Double checking my logic?

"Ted Byers" <r.ted.byers@xxxxxxxxxx> · Mon, 20 Mar 2006 11:25:30 -0500

I have to deal with the following situation.

I get a daily feed of data for several tables.  This 
data is retrieved from the supplier by ftp in the form of CSV 
text files.  I know I can load the files using "load data".  The 
relational structure between the files and tables is simple: one file contains 
data for a lookup table.  But the data in the lookup table is dynamic, 
potentially changing from one day to the next (though in practice, the rate of 
change is likely to be very slow).  I will also need to maintain a history 
in such a way that any and all changes in the data can be fully 
audited.  This means that, for auditing purposes, I will need to be able to 
extract valid time for each item in the lookup table.  The only likely 
change in the data will be that occassionally items will be added or removed 
from the lookup table.  None of the data already present in the database 
will be editable (data validation happens before I get the feed).  The only 
analysis of which I have been told is done daily, as the feed is received.  
At present, no-one looks at earlier data (although I expect that will change as 
I create a better structure for the database to support audits).

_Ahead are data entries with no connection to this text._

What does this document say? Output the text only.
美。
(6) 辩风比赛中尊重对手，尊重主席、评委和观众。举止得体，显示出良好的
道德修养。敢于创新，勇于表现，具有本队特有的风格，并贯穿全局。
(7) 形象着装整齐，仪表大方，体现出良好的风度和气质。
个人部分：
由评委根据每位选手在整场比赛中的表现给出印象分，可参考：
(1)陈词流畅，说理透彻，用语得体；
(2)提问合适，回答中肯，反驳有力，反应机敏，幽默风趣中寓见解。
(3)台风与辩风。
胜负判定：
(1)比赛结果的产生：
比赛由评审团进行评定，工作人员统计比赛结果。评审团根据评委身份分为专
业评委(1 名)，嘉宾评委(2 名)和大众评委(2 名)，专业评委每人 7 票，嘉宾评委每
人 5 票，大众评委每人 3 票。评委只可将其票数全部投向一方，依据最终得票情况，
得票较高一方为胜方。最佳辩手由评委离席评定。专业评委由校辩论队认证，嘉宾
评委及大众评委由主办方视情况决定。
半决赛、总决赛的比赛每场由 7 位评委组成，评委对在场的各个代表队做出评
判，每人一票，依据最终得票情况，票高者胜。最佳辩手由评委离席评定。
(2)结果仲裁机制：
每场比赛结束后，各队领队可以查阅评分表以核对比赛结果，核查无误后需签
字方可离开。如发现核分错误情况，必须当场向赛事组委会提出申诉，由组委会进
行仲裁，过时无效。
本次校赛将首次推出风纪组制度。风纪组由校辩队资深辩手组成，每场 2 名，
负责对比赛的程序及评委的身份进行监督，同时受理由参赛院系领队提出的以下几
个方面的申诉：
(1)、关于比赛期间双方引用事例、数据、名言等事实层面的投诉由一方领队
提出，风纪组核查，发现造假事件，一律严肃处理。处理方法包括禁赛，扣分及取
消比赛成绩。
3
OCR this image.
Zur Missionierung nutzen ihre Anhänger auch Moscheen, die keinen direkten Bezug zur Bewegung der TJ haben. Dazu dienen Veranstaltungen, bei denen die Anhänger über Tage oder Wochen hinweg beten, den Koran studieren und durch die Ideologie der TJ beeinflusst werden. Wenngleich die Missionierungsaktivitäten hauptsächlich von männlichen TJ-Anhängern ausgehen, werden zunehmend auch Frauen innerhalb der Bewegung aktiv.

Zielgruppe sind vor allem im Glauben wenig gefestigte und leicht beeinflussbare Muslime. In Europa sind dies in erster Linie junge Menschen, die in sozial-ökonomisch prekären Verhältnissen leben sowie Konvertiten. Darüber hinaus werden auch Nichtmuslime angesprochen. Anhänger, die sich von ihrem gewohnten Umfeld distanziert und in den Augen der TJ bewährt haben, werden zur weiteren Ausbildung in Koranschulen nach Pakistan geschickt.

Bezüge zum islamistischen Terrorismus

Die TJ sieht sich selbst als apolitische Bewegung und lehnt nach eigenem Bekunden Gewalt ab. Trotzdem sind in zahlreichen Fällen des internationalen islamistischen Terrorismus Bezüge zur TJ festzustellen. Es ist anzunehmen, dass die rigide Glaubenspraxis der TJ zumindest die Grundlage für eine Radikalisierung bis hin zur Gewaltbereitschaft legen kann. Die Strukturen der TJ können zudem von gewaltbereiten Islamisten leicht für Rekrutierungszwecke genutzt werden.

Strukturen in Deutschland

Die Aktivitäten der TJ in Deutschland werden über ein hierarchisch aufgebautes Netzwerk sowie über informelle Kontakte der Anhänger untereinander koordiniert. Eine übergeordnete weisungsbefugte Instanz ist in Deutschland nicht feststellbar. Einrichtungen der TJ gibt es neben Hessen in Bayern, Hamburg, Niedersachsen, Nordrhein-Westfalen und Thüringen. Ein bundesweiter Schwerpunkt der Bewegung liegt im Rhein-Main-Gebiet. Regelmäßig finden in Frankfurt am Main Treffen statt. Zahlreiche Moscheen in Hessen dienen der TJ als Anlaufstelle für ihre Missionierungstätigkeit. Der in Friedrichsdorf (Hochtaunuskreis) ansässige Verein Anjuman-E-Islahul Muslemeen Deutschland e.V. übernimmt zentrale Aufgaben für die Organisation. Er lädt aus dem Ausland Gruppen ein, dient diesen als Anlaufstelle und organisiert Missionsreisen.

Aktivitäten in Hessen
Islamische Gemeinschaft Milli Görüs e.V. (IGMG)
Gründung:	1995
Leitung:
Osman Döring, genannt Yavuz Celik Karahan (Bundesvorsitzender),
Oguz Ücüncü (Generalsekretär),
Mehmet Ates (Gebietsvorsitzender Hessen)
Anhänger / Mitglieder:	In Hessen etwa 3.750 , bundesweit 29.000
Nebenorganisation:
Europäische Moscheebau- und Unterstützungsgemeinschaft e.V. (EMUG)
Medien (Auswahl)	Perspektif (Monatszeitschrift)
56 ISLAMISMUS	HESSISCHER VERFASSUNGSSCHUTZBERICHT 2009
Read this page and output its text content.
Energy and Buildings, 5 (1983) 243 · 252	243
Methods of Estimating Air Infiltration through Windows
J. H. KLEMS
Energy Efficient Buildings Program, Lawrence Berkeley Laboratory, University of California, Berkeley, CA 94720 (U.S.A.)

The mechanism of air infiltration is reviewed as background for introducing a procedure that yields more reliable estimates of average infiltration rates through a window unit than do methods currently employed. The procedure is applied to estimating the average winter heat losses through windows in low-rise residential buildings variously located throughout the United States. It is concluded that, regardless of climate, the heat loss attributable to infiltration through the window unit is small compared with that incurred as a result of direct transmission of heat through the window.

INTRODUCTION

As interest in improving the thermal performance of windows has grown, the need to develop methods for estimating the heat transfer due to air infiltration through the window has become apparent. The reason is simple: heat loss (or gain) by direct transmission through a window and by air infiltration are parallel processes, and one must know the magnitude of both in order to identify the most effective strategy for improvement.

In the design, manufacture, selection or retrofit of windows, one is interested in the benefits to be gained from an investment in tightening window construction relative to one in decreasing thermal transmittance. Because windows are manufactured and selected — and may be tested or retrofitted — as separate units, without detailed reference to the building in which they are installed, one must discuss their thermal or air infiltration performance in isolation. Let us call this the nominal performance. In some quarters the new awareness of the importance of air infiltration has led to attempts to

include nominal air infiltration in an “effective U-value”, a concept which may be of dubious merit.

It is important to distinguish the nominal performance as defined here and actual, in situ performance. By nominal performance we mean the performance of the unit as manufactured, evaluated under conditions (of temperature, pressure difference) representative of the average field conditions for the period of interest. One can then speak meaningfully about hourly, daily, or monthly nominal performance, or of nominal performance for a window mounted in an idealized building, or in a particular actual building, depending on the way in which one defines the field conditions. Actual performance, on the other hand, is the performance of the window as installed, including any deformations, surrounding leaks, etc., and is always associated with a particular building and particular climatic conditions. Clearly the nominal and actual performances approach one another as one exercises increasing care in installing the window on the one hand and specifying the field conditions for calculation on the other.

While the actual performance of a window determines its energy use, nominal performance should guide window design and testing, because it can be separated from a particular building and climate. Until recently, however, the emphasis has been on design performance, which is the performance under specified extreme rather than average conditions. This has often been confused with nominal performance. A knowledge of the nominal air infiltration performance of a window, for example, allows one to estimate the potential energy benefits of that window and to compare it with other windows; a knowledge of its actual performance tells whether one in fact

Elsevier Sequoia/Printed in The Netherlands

I am trying to create a flexible design so that 
refactoring will be simple if and when the assumptions or practices need to be 
changed.

I know how to handle all this using a brute force 
approach, but I expect that approach will be painfully slow.  So here is 
what I am planning.

1) create a suite of tables corresponding to the files in 
the feed, with the addition of a date/time stamp containing the date and time on 
which the data being processed was received.
2) create a suite of temporary tables corresponding to the 
tables created in step 1 (but without the date/time stamp)
3) load the data into the temporary tables
4) analyse the data while it is in the temporary tables, 
storing the result of the analysis in new tables
5) copy the data into the permanent tables, and add the 
date and time stamp for the data (this date/time stamp is not present in the 
files retrieved).
6) free the temporary tables

Now, this second last step is brute force, adequate 
for all but one of the tables: the look up table.  If I stick with the 
brute force approach, the lookup table will waste a significant amount of 
space.  This won't be much initially, but it is guaranteed to get worse as 
time passes and I'd expect the lookup performance to degrade as the amount of 
data in the lookup table increases.

Each record in the lookup table represents a product, and 
both the name and the product will have valid time intervals that may not be 
related.  The name may change because the product has been renamed for 
whatever reason (and we don't care why), or the name may disappear altogether 
because the product has been discontinued.  We can distinguish the two 
cases because each product has an ID that remains valid while the product 
exists, and the ID won't be in the data at all if the product is 
discontinued.  

I am considering creating an additional table just to 
lookup product names, but with two date and time stamps.  The first would 
represent  the first time the product name appears in the data and the last 
would represent the last time the product name is present in the 
data.  The first of these would be edited only once, and that is on the 
first day for which we have data.  I am torn between updating the last of 
these every day, until the name disappears, or leave it null until the name 
disappears.  leaving it null would save on space, but updating it with the 
current data and time should save time since it would not be necessary to 
execute a complex conditional on every product ever included in the 
database.  If we update it only for those items in today's data, those that 
were terminated before today will not have their date/time stamp updated, so the 
two fields will always represent the time interval for which the name is valid. 
A similar logic applies to the product ID.

Have I overlooked anything that is obvious to you?  
Any gotchas I should be aware of?

What opportunities for improving performance do you 
see?

The ultimate objective is to have this fully automated 
from a shell script that is configured by our sysop to execute at a specific 
time every day Monday through Friday.  Can all of the steps I describe 
above be implemented using ANSI standard  SQL, and thus put into a stored 
procedure, or should I look at doing some of it in a Perl script or java 
application?  I suppose I will have to have at least a basic Java 
application, or perl script, if only to connect to the database and invoke any 
functions I have created to do this.

Any suggestions would be appreciated.

Thanks,

Ted

R.E. (Ted) Byers, Ph.D., Ed.D.
R & D Decision 
Support Solutions
http://www.randddecisionsupportsolutions.com/